Poesia di Aleardo Aleardi
Le paludi pontine
Vedi là quella valle interminata
che lungo la toscana onda si spiega,
quasi tappeto di smeraldi adorno,
che de le molli deità marine
l'orma attende odorosa? Essa è di venti
obliate cittadi il cimitero:
è la palude che dal Ponto ha nome.
Sì placida s'allunga, e da sì dense
famiglie di vivaci erbe sorrisa,
che ti pare una Tempe, a cui sol manchi
il venturoso abitatore. E pure
tra i solchi rei della Saturnia terra
cresce perenne una virtù funesta,
che si chiama la Morte. Allor che ne le
meste per tanta luce ore d'estate
il sole incombe assiduamente ai campi,
traggono a mille qui, come la dura
fame ne li consiglia, i mietitori:
ed han figura di color che vanno
dolorosi all'esiglio; e già le brune
pupille il venenato aere contrista.
Qui non la nota d'amoroso augello
quell'anime consola e non allegra
niuna canzone dei natali Abruzzi
le patetiche bande.
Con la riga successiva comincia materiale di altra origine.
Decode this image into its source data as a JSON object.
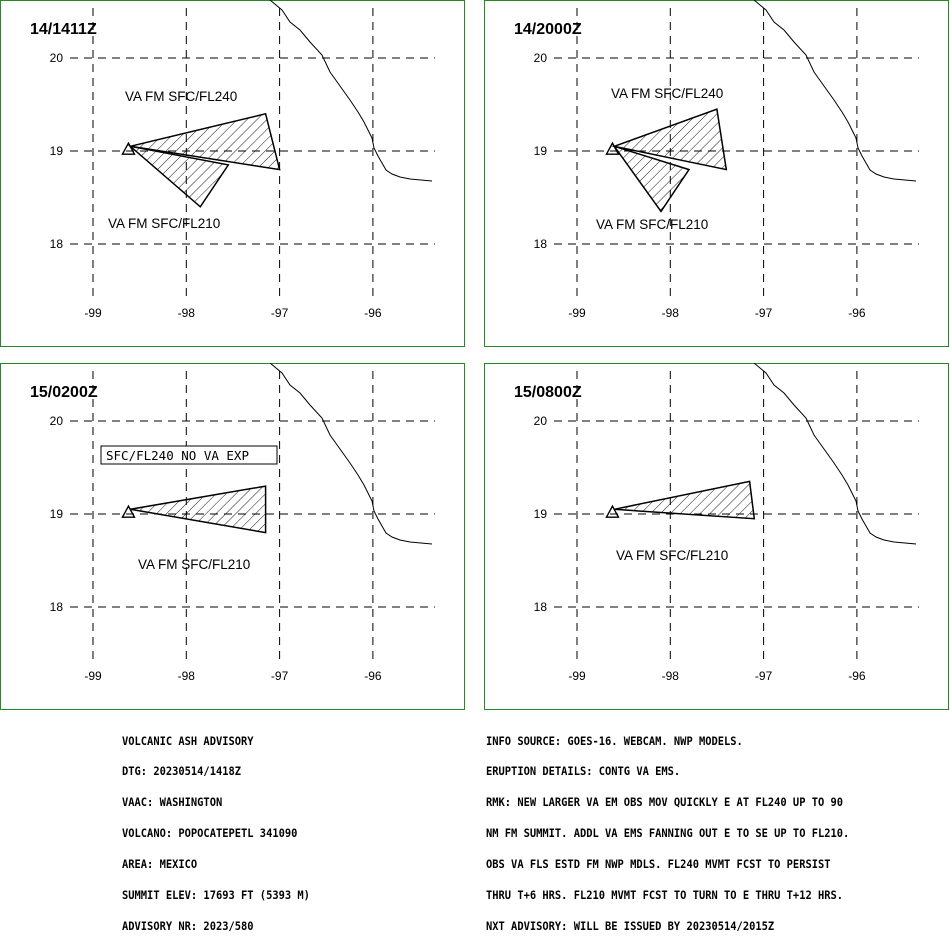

Taciturni
falcian le mèssi di signori ignoti;
e quando la sudata opra è compiuta,
riedono taciturni; e sol talora
la passione dei ritorni addoppia
col domestico suon la cornamusa.
Ahi! ma non riedon tutti; e v’à chi siede
moribondo in un solco; e col supremo
sguardo ricerca d’un fedel parente
che la mercè de la sua vita arrechi
a la tremula madre, e la parola
del figliuol che non torna. E mentre muore
così solo e deserto, ode lontano
i vïatori, cui misura i passi
col domestico suon la cornamusa.
E allor che nei venturi anni discende
a côr le mèssi un orfanello, e sente
remar sotto un manipolo la falce,
lacrima e pensa: Questa spiga forse
crebbe su le insepolte ossa paterne.